Alma Care is currently operating out of the Kimpton Hotel in Toronto, where clients can choose to stay for a single night or up to a month. The rooms are equipped with hospital-grade products, such as breastfeeding pillows, bassinets and postpartum supplies, all designed with a baby in mind. According to its website, it's the first postnatal retreat in Canada. 

In the hotel, parents can choose to attend workshops in their parents’ lounge.
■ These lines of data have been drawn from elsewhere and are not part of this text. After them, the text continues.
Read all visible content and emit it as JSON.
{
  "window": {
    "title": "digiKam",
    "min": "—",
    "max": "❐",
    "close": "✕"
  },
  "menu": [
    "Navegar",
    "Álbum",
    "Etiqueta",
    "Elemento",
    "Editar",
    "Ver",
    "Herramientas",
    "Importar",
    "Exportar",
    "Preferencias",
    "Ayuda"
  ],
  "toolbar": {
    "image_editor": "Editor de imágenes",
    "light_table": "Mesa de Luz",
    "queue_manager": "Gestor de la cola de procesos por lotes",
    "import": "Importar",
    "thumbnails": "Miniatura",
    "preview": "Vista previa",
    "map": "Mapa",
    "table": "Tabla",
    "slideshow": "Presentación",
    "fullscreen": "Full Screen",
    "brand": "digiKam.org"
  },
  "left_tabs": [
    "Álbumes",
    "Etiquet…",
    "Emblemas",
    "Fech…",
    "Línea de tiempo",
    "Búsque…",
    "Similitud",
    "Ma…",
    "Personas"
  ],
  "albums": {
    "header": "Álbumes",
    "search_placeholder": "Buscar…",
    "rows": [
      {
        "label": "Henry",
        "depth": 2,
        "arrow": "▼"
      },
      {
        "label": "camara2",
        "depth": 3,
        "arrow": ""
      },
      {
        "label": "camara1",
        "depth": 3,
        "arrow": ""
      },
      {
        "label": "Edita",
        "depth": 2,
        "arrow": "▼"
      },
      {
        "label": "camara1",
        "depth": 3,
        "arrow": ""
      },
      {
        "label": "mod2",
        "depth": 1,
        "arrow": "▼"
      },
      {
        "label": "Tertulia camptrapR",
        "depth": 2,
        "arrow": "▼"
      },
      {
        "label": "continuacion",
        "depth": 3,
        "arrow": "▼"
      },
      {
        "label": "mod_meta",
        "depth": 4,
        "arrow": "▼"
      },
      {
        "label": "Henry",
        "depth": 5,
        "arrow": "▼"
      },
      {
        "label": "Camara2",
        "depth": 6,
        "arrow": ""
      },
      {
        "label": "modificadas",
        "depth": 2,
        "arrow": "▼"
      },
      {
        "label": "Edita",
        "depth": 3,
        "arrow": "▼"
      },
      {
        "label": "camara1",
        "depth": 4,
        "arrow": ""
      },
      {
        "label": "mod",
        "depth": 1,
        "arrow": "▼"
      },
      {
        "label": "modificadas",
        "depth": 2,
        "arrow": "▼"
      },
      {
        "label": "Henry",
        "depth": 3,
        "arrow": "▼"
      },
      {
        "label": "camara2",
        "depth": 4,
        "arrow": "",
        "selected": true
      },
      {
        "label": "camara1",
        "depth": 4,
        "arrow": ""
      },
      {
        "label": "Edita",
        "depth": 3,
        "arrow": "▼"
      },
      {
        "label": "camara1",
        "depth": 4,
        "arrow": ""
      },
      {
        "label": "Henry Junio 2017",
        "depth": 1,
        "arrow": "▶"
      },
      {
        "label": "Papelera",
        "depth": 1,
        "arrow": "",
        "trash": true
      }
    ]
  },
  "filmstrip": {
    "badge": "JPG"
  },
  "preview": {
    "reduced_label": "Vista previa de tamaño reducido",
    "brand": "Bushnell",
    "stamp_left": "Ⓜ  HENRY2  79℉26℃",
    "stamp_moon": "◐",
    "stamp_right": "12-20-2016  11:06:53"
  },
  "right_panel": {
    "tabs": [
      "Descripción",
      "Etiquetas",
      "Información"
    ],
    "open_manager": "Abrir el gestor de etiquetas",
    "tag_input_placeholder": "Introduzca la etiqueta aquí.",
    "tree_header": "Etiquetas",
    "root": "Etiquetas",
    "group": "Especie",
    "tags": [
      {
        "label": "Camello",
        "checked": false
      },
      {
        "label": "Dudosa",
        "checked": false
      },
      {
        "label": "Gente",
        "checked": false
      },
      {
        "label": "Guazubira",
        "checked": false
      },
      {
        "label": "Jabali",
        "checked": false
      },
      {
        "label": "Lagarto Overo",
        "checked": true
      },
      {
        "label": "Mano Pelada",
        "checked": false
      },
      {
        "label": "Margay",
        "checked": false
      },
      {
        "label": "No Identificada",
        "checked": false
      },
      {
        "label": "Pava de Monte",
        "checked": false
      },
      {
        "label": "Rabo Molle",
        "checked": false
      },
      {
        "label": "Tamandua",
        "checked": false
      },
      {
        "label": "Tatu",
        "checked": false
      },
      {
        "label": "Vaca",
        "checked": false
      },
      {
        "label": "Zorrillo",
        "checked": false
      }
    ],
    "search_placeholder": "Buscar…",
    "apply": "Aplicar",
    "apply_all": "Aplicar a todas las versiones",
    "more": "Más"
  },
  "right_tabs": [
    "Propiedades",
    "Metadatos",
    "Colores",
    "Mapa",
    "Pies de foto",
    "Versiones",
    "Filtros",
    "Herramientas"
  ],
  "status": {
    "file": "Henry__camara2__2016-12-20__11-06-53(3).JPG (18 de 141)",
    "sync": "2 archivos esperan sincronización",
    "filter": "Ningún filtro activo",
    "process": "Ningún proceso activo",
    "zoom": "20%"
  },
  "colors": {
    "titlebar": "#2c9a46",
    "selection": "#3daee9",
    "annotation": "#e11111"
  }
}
There is also a baby nursery on-site, giving parents the option to have their baby stay with a care team if, or when, they choose.

The parents lounge at Alma Care. (Photo credit Candice Linkie)

They also offer home care with the same services.

Speaking with CTV News, Jasmin Tecson, who is a midwife in Ontario, said that rest is an important part of the postpartum period.

“Across many cultures around in the world, and something that is something that we see are these cultures where midwives are part of the norm of birthing care and postpartum care is like part of the idea of what constitutes a healthy new parent period and new beta period is a time of rest and support,” Tecson said. “And this helps with parenting.”

“Also, there’s emotional health, psychological elements of like psychological and also physical health for the short term but also perhaps for the longer term – if you have healthy, well-bonded parents and children, then there is also a good case for it to have societal benefits over the long term as well.”

Since opening in Feb. 2024, McConville says that there’s been a lot of excitement around it.

“I think there’s a shift happening,” she said. “People are seeing a different way to experience those products… And there’s a lot of excitement about that, which has been really nice to see.”